Contrary to common perception, naming projects is a well-researched and executed exercise. Most leading developers invest a great deal of psychology and marketing thought in this process. The aim is to best convey the value proposition and market positioning of the project in one or a few words. At other times, the goal may be to stir up a certain aspiration, in the minds of the target clientele or associate the project to uber-luxury or select global locations.
For example, continental names intend to conjure images of exotic European locales and life there. Generally, it is the theme-based or luxury projects and gated townships that get named in such a fashion. The developer tries to evoke a sense of ‘arrival’ in the buyers’ minds, apart from representing the global ambience and exclusiveness that such a project would offer.
Two upcoming projects in Mumbai have been named after Paris (featuring French-styled apartments) and Miami (as the project gives a great view of the Mahim bay). In Bengaluru, Prestige named two projects after London’s Kensington Gardens and Wellington Park, as they have a lot of open spaces, greenery and recreational facilities.
In Noida, an under-construction mixed-use development is called ‘Twin Towers’ – perhaps, with the intention of making an impression as an edifice. Sometimes, names are associated to architectural styles too. For instance, a project inspired by Roman architectural style is called ‘Romano’. Projects can get other names too. ‘Fable Castle’ in the National Capital Region (NCR) is so called, because it is based on fables by Walt Disney.
Another project in NCR is called ‘La Vida’, which means ‘live life’ in Spanish. Developments around the Buddha F1 racing circuit in NCR, has buildings named ‘Speedway Avenue’, ‘Grand Stand’, ‘Grand Circuit’, etc. In Bengaluru, a luxury offering flaunts its elitist tag through the name ‘White Meadows’, which naturally conjures up images of pastoral grasslands.
How it all began
In Mumbai, this trend was most probably started by the Hiranandani Group at their flagship township in Powai, where each building was named after a Greek god or a foreign locale. The developer continued with this practice and because of its success, this unique exercise was adopted by several other developers and further innovations followed.
Different developers follow different schemes. Godrej Developers often name their buildings after foreign flora and precious stones. Thane’s Vasant Vihar area has many buildings named after Indian flora and trees, many of them having a special place in Indian culture.
Foreign flora has emerged as a common favourite, for developers across India, with many residential buildings and entire townships, named after exotic flowers. DLF’s Camellias in the NCR is inspired by an evergreen shrub’s flowers, said to symbolise desire, passion and refinement. Sobha’s Mayflower in Bengaluru, is inspired by what is considered to be the tree of love.

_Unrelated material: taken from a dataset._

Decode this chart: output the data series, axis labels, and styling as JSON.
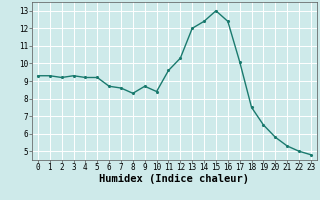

Now, developers are getting more innovative. The name for Omkar’s ‘Worli 1973’ project in Mumbai, is derived by merging the location’s latitude (19°) and longitude (73°). Another developer has used its initial ‘W’ to name projects. One of its projects is named ‘W54’, clearly derived from this initial followed by the number of units it was initially supposed to have. ‘Three Sixty West’ presumably gets its name because its height is 360 meters and all apartments face the western direction. ‘Avenue54’ probably gets its name because select roads are called avenues in Santacruz and the area’s pin code ends with 54. So intense is the competition of using unique tags that most developers maintain a shroud of secrecy around their projects’ names, until they have actually kicked off their marketing campaigns.
Affinity to European names
Call it a post-colonial legacy or the universal human psychology of finding foreign-sounding names more attractive but there is no denying that the Indian customer’s psyche, equates such names to better value propositions, international concepts, design and amenities. Not only non-resident Indians (NRIs) but local buyers too, are impressed by the idea of world-class designs and amenities, associated with foreign names.
Increasing globalisation has exposed Indians to international locations and the global appeal of such names attract a niche set of buyers. Also, such names are seen as neutral and cosmopolitan. Given the tangible results of using such names in recent years, it is a trend which is here to stay and developers are bound to get more and more innovative, with the science behind naming their projects.